Un contrat de travail peut être vu de deux façons très différentes. Vous pouvez le voir comme un contrat de fourniture de service entre égaux, ou bien vous pouvez le voir comme un acte de soumission à un maître. Dans le second cas, la tradition exige d’un maître une responsabilité vis-à-vis de ses serviteurs, comme une sorte de père de substitution pour des employés qui sont des enfants à vie. Il n’y a pas que les communistes qui voient le contrat de travail comme une sorte d’esclavage moderne ; beaucoup d’employeurs aussi, et cet état de fait est donc tout autant de leur faute. Néanmoins, dans cadre libertarien il est clair que le premier point de vue est le seul qui puisse être envisagé. C’est là que la comparaison sexuelle se retourne contre Frank Van Dun : si, comme le sexe, le travail est une relation volontaire entre égaux, alors, comme le sexe, chaque partenaire doit pouvoir l’arrêter immédiatement pour n’importe quelle raison bonne ou mauvaise, sans quoi ça en devient une parodie perverse et dégoûtante. Dans le cas du sexe ça s’appelle le viol. Si un travailleur est forcé de continuer de travailler effectivement contre sa volonté ne serait-ce que pour une minute, ça s’appelle l’esclavage. Et quand un employeur doit garder un employé une minute de plus qu’il ne le veut, ça veut dire qu’il ne possède plus son magasin, son usine ou son bureau.

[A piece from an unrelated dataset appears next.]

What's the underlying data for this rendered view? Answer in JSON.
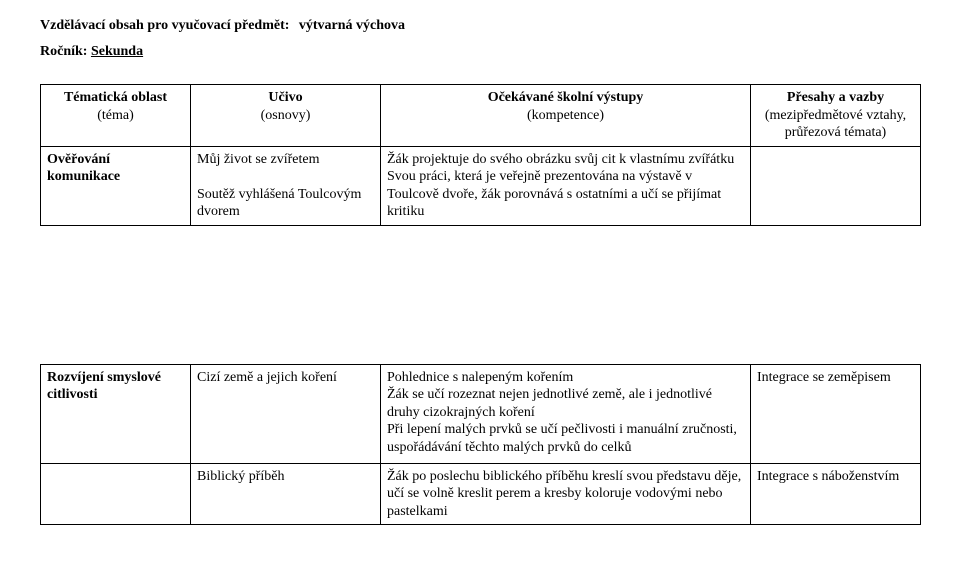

Il est plutôt paradoxal que Van Dun appelle la situation libertarienne habituelle un paradis des avocats parce qu’il est nécessaire de vraiment lire ce qu’on signe ; de fait, le vrai paradis des avocats est le système où les droits naturels sont définis par ce que le juge considère le plus équitable dans une situation donnée, et le meilleur rhéteur gagne. Maintenant, bien sûr je n’affirme pas que les contrats de travail ne peuvent pas contenir de pénalités de rupture. Comme tout contrat, ils peuvent contenir n’importe quelle stipulation volontaire. D’un autre côté, ce que Van Dun affirme est que tout contrat de travail contient implicitement de telles clauses. Néanmoins, les stipulations implicites sont déterminées en fonction de la coutume. L’idée qu’il existe une obligation implicite de justifier le licenciement est peut-être vraie en Europe, où un travail est considéré par beaucoup comme une charge qu’on "achète" en passant un examen, ce qui est effectivement ce qui se passe pour la partie de plus en plus importante de la population active qui est composée de fonctionnaires. Ceci dit, cette "coutume" est lourdement biaisée par la régulation lourde des contrats de travail. De fait, il est interdit par la loi et donc par l’usage de la force de mettre "tout est permis" dans un contrat de travail, donc les contrats existants ne peuvent pas être pris comme un exemple d’un marché libre. La protection de la partie la plus faible a pris de telles proportions que de nos jours en Europe, même les petits fournisseurs qui sont eux-mêmes des entreprises sont protégés par de telles dispositions de la loi, qui exigent que leur client leur donne du temps avant de rompre leur contrat, et les clauses écrites au contrat ont peu ou pas d’effet sur cela. Et dans la plus grande partie du monde, la coutume en place est, de fait, "tout est permis". Est-ce qu’une doctrine qui va jusqu’à faire sien le modèle social-démocrate du contrat de travail, avec son corollaire, le cercle vicieux de la protection du travail qui génère du chômage qui lui-même donne lieu à plus de protection du travail, peut encore être appelée libertarienne ? Certains membres de la droite conservatrice sont plus libéraux que ça.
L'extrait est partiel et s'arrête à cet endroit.